As for other economic reports, manufacturing ticked higher last month, though still remains near an eight-month low.  The service sector showed a sharp drop, falling to the worst level in four years.  Of course the weather was blamed for this drop, but it is hard to reconcile the weather having an impact on one report while having little impact on another. 

Finally, an event that received little attention, but could be very important.  This week a Chinese company was unable to make the interest payment to its bondholders.  Big deal, you say.  However, it is important because this is the first company in China to default on a bond. 

Until now, the Chinese government would step in to help a failing company make their debt payments, essentially bailing them out.  It has made risky investments look far less so when investors know that backstop was there. 

It is unclear why this is the first company allowed to default, but it signals the Chinese government is stepping back from bailing out companies.  This news has investors questioning their investments, making this the possible prick of the bubble many have worried about.  It is something to watch very closely.  


Next Week


After a fairly busy week, next week will be much quieter.  For economic data, we’ll get reports on retail sales and inflation at the producer level.  A confirmation hearing on two Fed positions will be much more watched, as the vice chair and a governor position will be discussed.  We doubt any surprises will occur, but will be interesting to watch, nonetheless. 


Investment Strategy

No change here.  Stocks keep creeping higher and may have a bit more room to run in the short term.  We continue to worry about the longer run, with a slow economy and unintended consequences from government interventions in the market.  Keeping interest rates for so low, so long, have distorted stock valuations and we worry eventual rising rates will hurt stocks. 

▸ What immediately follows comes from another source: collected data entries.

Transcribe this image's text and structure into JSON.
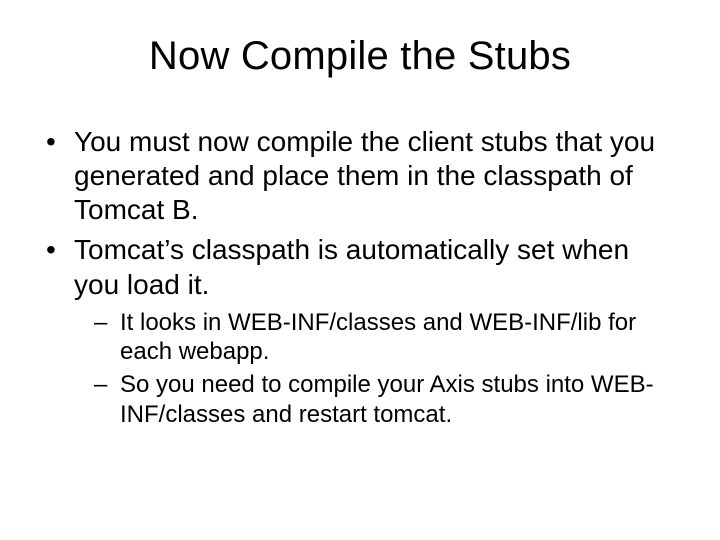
{
  "title": "Now Compile the Stubs",
  "bullets": [
    "You must now compile the client stubs that you generated and place them in the classpath of Tomcat B.",
    "Tomcat’s classpath is automatically set when you load it."
  ],
  "subbullets": [
    "It looks in WEB-INF/classes and WEB-INF/lib for each webapp.",
    "So you need to compile your Axis stubs into WEB-INF/classes and restart tomcat."
  ]
}
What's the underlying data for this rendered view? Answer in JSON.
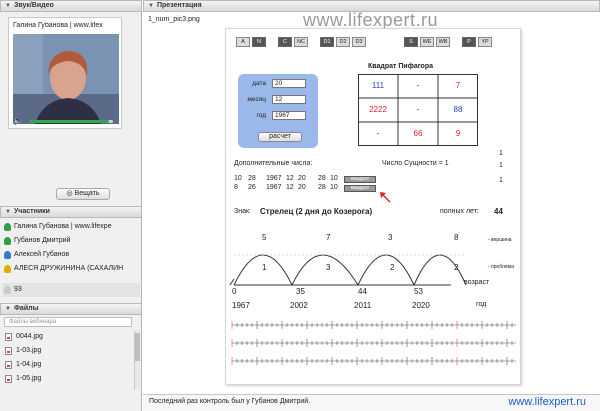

We wouldn’t put new money into the broader market at this point, instead, preferring to buy on declines in the market (remember, buy low, sell high, which is often easier said than done).  There are fewer undervalued stocks out there presently, too, so it’s likely we’ll do some selling before any buying.  

On bonds, yields have remained around these levels for some time now and trying to figure out where they’ll go from here is a guessing game, at best.  Bonds will always have their place in a portfolio, but there is a worry about rates rising (so prices would fall).  A short position (bet on the decline in prices) acts as a nice hedge if yields do rise.  Floating rate bonds are also gaining popularity for this same reason, but they tend to be riskier investments, so caution is warranted. 

Continuing with bonds, TIPs remain an important hedge against future inflation and municipal bonds are in the same boat and work for the right client.  We like buying individual, insured names for these bonds, avoiding muni index bonds if possible. We keep a longer term focus with these investments. 

Gold again reached its highest level in four months and has performed well recently.  It remains volatile, so we’d still be cautious, but it acts as a good hedge in the longer run. 

We like other commodities for the long term, especially due to weaker currencies around the globe.  This is a longer-term play, so buying on the dips may work with a longer time horizon. 

Finally, in international stocks, we see weakness around the globe and favor neither the developed or emerging markets. 

Please note, these day-to-day and week-to-week fluctuations have little impact on positions we intend to hold for several years or longer.  Our short and medium term investments are the only positions affected by these daily and weekly fluctuations. 


This commentary is for informational purposes and is not investment advice, an indicator of future performance, a solicitation, an offer to buy or sell, or a recommendation for any security. It should not be used as a primary basis for making investment decisions. Consider your own financial circumstances and goals carefully before investing. Past performance cannot guarantee results.